Gonski school funding reform update

In light of the federal government's recent political turmoil and leadership change, you may be wondering how the Gonski reforms detailed in the Better Schools: A National Plan for School Improvement scheme have been affected. Let us fill you in on the state of affairs as they now stand.

  • Federal school funding legislation known as the Australian Education Bill has passed the Senate, meaning it is now Australian law.
  • As it stands, NSW, SA and the ACT are the only jurisdictions that have signed up for Gonski. Negotiations with the NT, Queensland, Tasmania, Victoria and WA are proving more difficult for the federal government.
  • As a result of the reforms, extra funding will be received by Catholic and independent schools across Australia regardless of whether the remaining states and territories sign up. As for public schools, those in jurisdictions that do sign up will receive the federal funding, while those in non-participating jurisdictions will miss out and continue to be funded at the current levels, subject to indexation.
  • Reports surfaced in recent months speculating that Kevin Rudd would dump the Gonski reforms if he became Prime Minister, but this has been rejected by his office, with a spokesperson verifying that Mr Rudd supports the federal government's policy. As Prime Minister, Mr Rudd is yet to address his stance towards school funding reform.
  • Former Prime Minister Julia Gillard imposed a date of June 30 for states to sign up, but this is not mentioned in the legislation. It is expected that Mr Rudd will extend the deadline, giving the states and territories more time to sign up to the school funding reforms.

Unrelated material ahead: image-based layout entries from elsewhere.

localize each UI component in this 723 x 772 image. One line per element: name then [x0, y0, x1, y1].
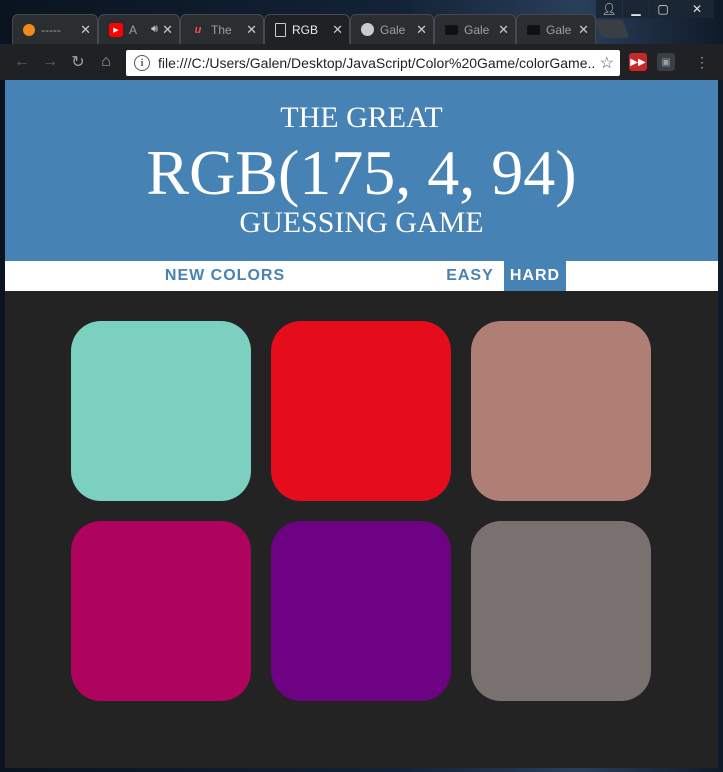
tab-title: Gale — [464, 22, 490, 37]
close-icon[interactable]: ✕ — [162, 22, 173, 38]
close-icon[interactable]: ✕ — [416, 22, 427, 38]
tab-title: Gale — [546, 22, 572, 37]
color-square[interactable] — [271, 321, 451, 501]
color-square[interactable] — [471, 321, 651, 501]
extension-2-icon[interactable]: ▣ — [657, 53, 675, 71]
star-icon[interactable]: ☆ — [600, 53, 614, 73]
speaker-icon[interactable]: 🔊︎ — [151, 23, 158, 36]
close-icon[interactable]: ✕ — [80, 22, 91, 38]
close-window-icon[interactable]: ✕ — [680, 0, 714, 18]
home-icon[interactable]: ⌂ — [96, 52, 116, 72]
tab-strip: ----- ✕ ▶ A 🔊︎ ✕ u The ✕ RGB ✕ Gale ✕ Ga… — [0, 0, 723, 44]
page-content: THE GREAT RGB(175, 4, 94) GUESSING GAME … — [5, 80, 718, 768]
color-square[interactable] — [271, 521, 451, 701]
youtube-icon: ▶ — [109, 22, 123, 37]
profile-icon[interactable]: 👤︎ — [596, 0, 622, 18]
close-icon[interactable]: ✕ — [246, 22, 257, 38]
minimize-icon[interactable]: ▁ — [623, 0, 649, 18]
reload-icon[interactable]: ↻ — [68, 52, 88, 72]
color-square[interactable] — [471, 521, 651, 701]
tab-3[interactable]: u The ✕ — [180, 14, 264, 44]
address-bar[interactable]: i file:///C:/Users/Galen/Desktop/JavaScr… — [126, 50, 620, 76]
new-tab-button[interactable] — [594, 20, 630, 38]
tab-title: A — [129, 22, 138, 37]
info-icon[interactable]: i — [134, 55, 150, 71]
close-icon[interactable]: ✕ — [498, 22, 509, 38]
tab-2[interactable]: ▶ A 🔊︎ ✕ — [98, 14, 180, 44]
tab-1[interactable]: ----- ✕ — [12, 14, 98, 44]
orange-circle-icon — [23, 23, 35, 36]
tab-title: Gale — [380, 22, 406, 37]
address-url[interactable]: file:///C:/Users/Galen/Desktop/JavaScrip… — [158, 55, 594, 71]
folder-icon — [527, 24, 540, 35]
control-stripe: NEW COLORS EASY HARD — [5, 261, 718, 291]
tab-7[interactable]: Gale ✕ — [516, 14, 596, 44]
kebab-menu-icon[interactable]: ⋮ — [693, 53, 711, 71]
tab-title: ----- — [41, 22, 61, 37]
color-square[interactable] — [71, 521, 251, 701]
hard-mode-button[interactable]: HARD — [504, 261, 566, 291]
github-icon — [361, 23, 374, 36]
maximize-icon[interactable]: ▢ — [650, 0, 676, 18]
udemy-icon: u — [194, 23, 202, 36]
target-color-display: RGB(175, 4, 94) — [146, 137, 577, 208]
header-title-top: THE GREAT — [280, 101, 443, 134]
close-icon[interactable]: ✕ — [332, 22, 343, 38]
folder-icon — [445, 24, 458, 35]
tab-title: The — [211, 22, 232, 37]
game-header: THE GREAT RGB(175, 4, 94) GUESSING GAME — [5, 80, 718, 261]
tab-6[interactable]: Gale ✕ — [434, 14, 516, 44]
extension-icon[interactable]: ▶▶ — [629, 53, 647, 71]
tab-title: RGB — [292, 22, 319, 37]
new-colors-button[interactable]: NEW COLORS — [155, 261, 295, 291]
color-square[interactable] — [71, 321, 251, 501]
tab-5[interactable]: Gale ✕ — [350, 14, 434, 44]
browser-window: ----- ✕ ▶ A 🔊︎ ✕ u The ✕ RGB ✕ Gale ✕ Ga… — [0, 0, 723, 772]
back-arrow-icon[interactable]: ← — [12, 52, 32, 72]
easy-mode-button[interactable]: EASY — [441, 261, 499, 291]
close-icon[interactable]: ✕ — [578, 22, 589, 38]
tab-4-active[interactable]: RGB ✕ — [264, 14, 350, 44]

Victorian Premier Denis Napthine has said it will not sign up for Gonski unless the federal government contributes $7 billion $4.3 billion more than what it has offered. He has also called for a change to the legislation that has already been passed to reduce the federal government's power over how Victorian schools are run. Dr Napthine has promised Victorian schools $3.5 in state government funding even if the national funding bid fails.

New South Wales

In April, NSW became the first state to sign up for the Gonski school education forms, which would see NSW schools gain an extra $5 billion more than any other state or territory.

Australian Capital Territory

In May, the ACT became the second jurisdiction to sign up for the Gonski school education forms, which would result in an extra $190 million in funding for ACT schools over six years.


Queensland Premier Campbell Newman says there has been no movement towards an agreement with the federal government over the Gonski reforms. He said that the state will not sign up until significant changes are made, including the reversal of federal higher education funding cuts, the assurance of long-term federal funding for kindergartens and the reduction of ˜red tape' surrounding the Gonski proposal.